The cornea is the front part of the eye that acts as the physical and biological protective layer to the more sensitive areas like the iris, and retina in the back of the eye. The cornea is comprised of a perfectly transparent tissue that focuses perceived light and redirects it to the light-sensitive tissue in the posterior part of the eye. Corneal blindness is a type of blindness, or visual disruption, that occurs when this perfectly transparent tissue either becomes cloudy, scratched, or otherwise damaged. Although corneal transplants are a common and effective way to treat this condition in the US, where strong infrastructure exists to provide transplant tissue, in some developing countries, like India, this is a serious problem with few solutions.
However, a few years ago, with the help of a generous grant from the Western Pennsylvania Medical Eye Bank Foundation, Dr. James Funderburgh led a team of researchers to an astounding discovery and potential solution to endemic corneal blindness – stem cells in the cornea. The lab, known as the Corneal Cell Biology Laboratory (CCBL), has since focused is work on using these stem cells to repair damaged cornea with regenerative medicine techniques.
More recently, Dr. Funderburgh, with the help of his team, including Dr. Yiqin Du, who would bring a similar technique to glaucoma research, found a way to remove and isolate corneal stem cells, and then reinserting them into the cornea, near the damaged areas. Through these experiments, it was found that the stem cells activated themselves within the damaged areas, and actively healed corrupted tissue, restoring almost all function in the cornea.

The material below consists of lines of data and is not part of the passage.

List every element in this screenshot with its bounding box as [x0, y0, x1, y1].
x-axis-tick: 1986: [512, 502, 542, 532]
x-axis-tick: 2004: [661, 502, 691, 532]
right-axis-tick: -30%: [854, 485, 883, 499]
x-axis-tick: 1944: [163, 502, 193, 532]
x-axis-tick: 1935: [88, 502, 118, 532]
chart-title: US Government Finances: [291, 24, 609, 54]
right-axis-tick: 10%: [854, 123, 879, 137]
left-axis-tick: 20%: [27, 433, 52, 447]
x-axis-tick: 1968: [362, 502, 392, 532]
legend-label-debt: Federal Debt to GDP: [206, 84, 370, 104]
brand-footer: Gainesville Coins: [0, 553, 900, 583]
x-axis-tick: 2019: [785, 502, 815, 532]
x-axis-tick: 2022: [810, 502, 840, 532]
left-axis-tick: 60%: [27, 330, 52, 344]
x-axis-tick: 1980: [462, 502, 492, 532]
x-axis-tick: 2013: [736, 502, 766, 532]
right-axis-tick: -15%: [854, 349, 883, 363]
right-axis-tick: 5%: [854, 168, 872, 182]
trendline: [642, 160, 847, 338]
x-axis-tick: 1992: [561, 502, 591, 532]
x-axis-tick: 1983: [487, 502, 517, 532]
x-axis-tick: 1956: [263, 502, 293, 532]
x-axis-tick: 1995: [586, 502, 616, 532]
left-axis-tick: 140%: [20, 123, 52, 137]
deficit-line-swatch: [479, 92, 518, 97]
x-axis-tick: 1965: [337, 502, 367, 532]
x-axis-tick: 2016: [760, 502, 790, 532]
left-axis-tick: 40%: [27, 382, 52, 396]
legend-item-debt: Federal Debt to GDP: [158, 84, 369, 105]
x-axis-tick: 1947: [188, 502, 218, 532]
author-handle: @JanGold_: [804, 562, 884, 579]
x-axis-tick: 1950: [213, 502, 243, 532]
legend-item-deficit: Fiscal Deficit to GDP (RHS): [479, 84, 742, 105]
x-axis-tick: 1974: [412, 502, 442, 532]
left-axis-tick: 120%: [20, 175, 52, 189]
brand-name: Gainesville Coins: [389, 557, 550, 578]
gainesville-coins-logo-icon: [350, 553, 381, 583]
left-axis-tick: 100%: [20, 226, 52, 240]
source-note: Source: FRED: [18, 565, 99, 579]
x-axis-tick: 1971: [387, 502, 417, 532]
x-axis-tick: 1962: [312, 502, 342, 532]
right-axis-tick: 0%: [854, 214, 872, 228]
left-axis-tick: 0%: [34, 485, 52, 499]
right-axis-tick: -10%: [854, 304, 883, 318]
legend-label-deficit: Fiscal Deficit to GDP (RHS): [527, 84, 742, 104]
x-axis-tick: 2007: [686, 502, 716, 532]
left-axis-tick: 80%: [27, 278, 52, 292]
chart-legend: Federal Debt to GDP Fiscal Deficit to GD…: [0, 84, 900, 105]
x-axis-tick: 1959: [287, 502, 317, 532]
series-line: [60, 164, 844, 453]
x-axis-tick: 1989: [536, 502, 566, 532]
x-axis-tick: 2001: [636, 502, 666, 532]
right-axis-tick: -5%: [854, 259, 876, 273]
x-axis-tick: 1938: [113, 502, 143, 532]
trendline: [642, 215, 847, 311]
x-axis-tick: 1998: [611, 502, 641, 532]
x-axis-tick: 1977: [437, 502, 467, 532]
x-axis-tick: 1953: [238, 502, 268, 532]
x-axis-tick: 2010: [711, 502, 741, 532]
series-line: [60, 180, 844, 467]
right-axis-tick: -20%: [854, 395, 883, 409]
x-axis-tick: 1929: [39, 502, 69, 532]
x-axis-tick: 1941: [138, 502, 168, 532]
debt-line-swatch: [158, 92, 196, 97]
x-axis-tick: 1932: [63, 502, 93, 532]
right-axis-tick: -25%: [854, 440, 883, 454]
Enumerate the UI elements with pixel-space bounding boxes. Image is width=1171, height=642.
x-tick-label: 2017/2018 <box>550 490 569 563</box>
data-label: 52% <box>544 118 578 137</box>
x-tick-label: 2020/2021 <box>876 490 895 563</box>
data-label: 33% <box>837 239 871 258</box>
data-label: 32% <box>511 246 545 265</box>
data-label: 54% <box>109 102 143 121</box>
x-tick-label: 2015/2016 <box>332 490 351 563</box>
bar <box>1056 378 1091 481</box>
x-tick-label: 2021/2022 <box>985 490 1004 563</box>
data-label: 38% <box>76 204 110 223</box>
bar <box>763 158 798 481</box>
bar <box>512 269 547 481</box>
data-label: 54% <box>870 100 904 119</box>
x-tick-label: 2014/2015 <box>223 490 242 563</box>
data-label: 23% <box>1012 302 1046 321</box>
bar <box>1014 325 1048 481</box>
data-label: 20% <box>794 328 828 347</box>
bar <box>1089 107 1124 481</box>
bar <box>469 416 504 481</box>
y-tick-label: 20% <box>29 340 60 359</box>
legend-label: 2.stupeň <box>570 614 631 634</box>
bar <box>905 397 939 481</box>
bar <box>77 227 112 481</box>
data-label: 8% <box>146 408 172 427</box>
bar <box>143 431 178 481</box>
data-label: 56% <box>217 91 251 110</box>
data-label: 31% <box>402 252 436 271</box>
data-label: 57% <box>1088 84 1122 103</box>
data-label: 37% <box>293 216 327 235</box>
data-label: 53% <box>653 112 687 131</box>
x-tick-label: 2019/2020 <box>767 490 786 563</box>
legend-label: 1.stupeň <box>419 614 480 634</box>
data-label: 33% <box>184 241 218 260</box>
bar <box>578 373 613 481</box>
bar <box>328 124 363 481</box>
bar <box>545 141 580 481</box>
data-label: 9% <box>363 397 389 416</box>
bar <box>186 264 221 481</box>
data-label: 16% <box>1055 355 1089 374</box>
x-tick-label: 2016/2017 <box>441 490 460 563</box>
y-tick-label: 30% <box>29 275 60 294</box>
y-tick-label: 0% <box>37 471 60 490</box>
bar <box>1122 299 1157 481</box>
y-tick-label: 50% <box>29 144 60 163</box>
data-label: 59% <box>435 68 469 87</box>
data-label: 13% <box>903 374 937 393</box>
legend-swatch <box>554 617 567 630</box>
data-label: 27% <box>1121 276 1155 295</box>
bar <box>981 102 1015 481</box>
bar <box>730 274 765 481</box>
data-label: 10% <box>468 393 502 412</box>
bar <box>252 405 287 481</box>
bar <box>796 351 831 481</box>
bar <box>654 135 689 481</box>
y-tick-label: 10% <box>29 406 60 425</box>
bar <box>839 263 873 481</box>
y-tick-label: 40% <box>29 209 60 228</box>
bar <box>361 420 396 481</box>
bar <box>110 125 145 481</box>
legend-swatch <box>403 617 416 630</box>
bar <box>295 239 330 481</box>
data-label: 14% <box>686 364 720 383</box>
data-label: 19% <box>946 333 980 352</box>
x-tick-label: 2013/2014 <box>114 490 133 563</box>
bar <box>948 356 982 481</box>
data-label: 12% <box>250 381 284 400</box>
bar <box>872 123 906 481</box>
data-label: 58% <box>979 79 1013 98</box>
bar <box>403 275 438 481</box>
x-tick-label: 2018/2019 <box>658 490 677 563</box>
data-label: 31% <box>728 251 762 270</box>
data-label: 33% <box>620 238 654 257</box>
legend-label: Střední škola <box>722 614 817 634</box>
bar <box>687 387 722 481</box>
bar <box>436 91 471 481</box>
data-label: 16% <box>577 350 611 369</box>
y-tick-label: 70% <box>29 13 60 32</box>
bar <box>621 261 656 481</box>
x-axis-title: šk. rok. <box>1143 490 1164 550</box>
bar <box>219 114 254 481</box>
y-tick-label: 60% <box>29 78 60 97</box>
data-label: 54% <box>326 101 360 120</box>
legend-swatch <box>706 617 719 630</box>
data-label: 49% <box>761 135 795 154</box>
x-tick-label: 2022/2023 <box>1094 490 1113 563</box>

Last year, the CCBL was able to bring on Dr. Sayan Basu, an ophthalmic surgeon from the prominent L.V. Prasad Eye Institute in Hyderabad, India, to practice and refine the technique in order to be able to test it out on humans. At the end of the summer in 2013, Dr. Basu returned to Hyderabad to begin setting up clinical trials for the cornea stem cell transplant procedure. The first patient and surgical procedure test took place in February of 2014. With this new procedure, it is possible that patient suffering corneal blindness, which number over 1 million people in India, could receive transplants from their own eyes, no donor tissue required.